Vector sumOfColumns()
Returns a new vector containing the sum across the columns.

Returns:
A new vector containing the sum of the columns. Its dimensionality is equal to the number of rows.
Since:
3.0

convertFromVector

void convertFromVector(Vector parameters)
uploads a matrix from a column-stacked vector of parameters, so that v(k) = A(i,j) = A( k%M, k/M )

Specified by:
convertFromVector in interface Vectorizable
Parameters:
parameters - column-stacked version of this

convertToVector

Vector convertToVector()
Creates a column-stacked version of this, so that v(k) = A(i,j) = v(j*M+i)

Specified by:
convertToVector in interface Vectorizable
Returns:
column-stacked Vector representing this

toArray

double[][] toArray()
Converts this matrix to a new array of array of doubles, in the same order as they are in the matrix.
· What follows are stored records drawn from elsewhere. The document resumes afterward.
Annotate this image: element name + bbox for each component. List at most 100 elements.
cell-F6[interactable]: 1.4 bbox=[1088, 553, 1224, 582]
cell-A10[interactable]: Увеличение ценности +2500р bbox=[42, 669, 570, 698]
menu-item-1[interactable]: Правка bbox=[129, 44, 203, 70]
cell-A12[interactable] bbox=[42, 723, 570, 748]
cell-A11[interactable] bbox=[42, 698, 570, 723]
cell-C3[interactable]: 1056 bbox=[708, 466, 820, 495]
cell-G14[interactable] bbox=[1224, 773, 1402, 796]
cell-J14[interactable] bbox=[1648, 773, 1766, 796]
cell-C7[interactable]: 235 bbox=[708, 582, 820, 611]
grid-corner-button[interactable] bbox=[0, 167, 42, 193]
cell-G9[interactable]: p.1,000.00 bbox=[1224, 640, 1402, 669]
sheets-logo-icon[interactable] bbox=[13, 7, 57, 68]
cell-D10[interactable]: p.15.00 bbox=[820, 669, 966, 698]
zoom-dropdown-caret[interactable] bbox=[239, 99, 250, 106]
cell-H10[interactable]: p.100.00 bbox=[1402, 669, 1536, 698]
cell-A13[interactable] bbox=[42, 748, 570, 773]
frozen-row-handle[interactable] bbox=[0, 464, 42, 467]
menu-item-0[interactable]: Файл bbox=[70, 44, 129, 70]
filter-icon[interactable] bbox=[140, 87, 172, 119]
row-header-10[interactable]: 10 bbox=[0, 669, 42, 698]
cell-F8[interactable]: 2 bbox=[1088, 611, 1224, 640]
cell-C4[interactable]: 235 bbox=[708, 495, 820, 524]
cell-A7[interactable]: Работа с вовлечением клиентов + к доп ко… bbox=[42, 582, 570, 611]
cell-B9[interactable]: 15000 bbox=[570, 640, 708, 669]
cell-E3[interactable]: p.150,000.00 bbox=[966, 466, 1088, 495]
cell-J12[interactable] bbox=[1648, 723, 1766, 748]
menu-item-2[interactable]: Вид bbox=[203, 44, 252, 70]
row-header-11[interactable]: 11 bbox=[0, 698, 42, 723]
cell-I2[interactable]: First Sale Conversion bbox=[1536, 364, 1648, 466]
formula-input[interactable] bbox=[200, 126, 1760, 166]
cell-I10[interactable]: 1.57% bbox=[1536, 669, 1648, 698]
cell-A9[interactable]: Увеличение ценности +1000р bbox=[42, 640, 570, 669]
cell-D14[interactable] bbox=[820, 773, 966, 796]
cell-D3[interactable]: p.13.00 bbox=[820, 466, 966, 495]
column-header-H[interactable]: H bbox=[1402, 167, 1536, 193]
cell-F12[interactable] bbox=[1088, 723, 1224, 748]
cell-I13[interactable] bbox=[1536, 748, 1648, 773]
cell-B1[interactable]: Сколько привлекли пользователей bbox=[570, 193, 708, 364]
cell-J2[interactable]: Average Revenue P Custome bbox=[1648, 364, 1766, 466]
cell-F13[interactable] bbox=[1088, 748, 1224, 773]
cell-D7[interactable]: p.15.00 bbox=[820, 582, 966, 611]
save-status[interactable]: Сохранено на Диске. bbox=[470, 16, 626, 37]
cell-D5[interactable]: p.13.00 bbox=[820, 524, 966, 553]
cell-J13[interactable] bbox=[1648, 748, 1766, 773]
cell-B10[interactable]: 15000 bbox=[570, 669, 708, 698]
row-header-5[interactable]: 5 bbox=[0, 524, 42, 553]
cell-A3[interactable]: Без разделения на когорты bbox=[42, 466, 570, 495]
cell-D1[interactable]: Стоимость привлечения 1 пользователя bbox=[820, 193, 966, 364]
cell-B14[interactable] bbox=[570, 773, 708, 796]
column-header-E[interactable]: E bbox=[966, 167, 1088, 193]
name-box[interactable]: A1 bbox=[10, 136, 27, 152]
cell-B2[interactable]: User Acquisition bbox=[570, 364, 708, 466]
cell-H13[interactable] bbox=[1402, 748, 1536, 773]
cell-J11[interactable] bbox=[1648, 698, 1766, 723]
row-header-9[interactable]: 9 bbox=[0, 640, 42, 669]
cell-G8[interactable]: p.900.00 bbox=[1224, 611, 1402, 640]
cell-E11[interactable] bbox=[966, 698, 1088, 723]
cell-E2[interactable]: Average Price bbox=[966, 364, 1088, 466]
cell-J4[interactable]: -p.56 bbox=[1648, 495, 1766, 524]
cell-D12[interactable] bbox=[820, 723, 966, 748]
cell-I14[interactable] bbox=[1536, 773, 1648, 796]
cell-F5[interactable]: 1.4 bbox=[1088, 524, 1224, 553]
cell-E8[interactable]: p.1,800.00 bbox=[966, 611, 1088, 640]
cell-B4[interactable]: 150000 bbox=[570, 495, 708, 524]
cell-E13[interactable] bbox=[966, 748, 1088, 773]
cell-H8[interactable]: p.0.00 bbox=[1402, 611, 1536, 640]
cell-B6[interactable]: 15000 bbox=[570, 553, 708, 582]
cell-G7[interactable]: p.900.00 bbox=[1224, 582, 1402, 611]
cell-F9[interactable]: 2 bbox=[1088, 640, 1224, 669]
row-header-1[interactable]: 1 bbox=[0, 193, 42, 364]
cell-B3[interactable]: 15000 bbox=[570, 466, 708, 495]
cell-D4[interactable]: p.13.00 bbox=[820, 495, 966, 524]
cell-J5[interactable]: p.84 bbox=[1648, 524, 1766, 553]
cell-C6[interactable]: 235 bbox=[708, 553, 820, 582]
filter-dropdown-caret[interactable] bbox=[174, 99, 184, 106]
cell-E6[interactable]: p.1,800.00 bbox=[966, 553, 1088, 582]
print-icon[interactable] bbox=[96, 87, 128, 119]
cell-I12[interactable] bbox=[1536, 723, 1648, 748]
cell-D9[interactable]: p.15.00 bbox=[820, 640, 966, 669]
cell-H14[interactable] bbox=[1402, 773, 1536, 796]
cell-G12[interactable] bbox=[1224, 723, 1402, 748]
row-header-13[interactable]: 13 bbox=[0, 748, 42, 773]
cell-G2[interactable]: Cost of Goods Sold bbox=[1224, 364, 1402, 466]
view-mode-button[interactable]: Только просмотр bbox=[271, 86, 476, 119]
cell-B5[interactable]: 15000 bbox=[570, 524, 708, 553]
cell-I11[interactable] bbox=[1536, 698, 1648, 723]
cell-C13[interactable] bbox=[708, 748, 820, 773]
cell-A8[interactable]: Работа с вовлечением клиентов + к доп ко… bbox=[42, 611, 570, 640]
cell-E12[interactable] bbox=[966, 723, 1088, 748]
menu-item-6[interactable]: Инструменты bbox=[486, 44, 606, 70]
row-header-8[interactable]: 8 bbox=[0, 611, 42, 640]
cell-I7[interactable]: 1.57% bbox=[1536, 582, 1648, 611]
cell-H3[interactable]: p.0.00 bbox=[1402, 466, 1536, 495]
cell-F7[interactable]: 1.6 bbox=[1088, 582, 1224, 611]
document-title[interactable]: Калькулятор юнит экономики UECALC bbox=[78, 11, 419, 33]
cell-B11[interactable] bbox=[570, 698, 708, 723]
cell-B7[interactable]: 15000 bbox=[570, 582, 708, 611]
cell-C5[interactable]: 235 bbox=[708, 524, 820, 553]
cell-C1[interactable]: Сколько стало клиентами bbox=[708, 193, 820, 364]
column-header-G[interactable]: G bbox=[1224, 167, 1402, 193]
The returned will be safe in that no references are maintained by this class.

Returns:
This matrix as a dense array. The length of the first layer of the array will be equal to the number of rows and the second layer will be equal to the number of columns.

toString

String toString()
Overrides:
toString in class Object

toString

String toString(NumberFormat format)
Converts the vector to a String, using the given formatter.

Parameters:
format - The number format to use.
Returns:
The String representation of the Matrix.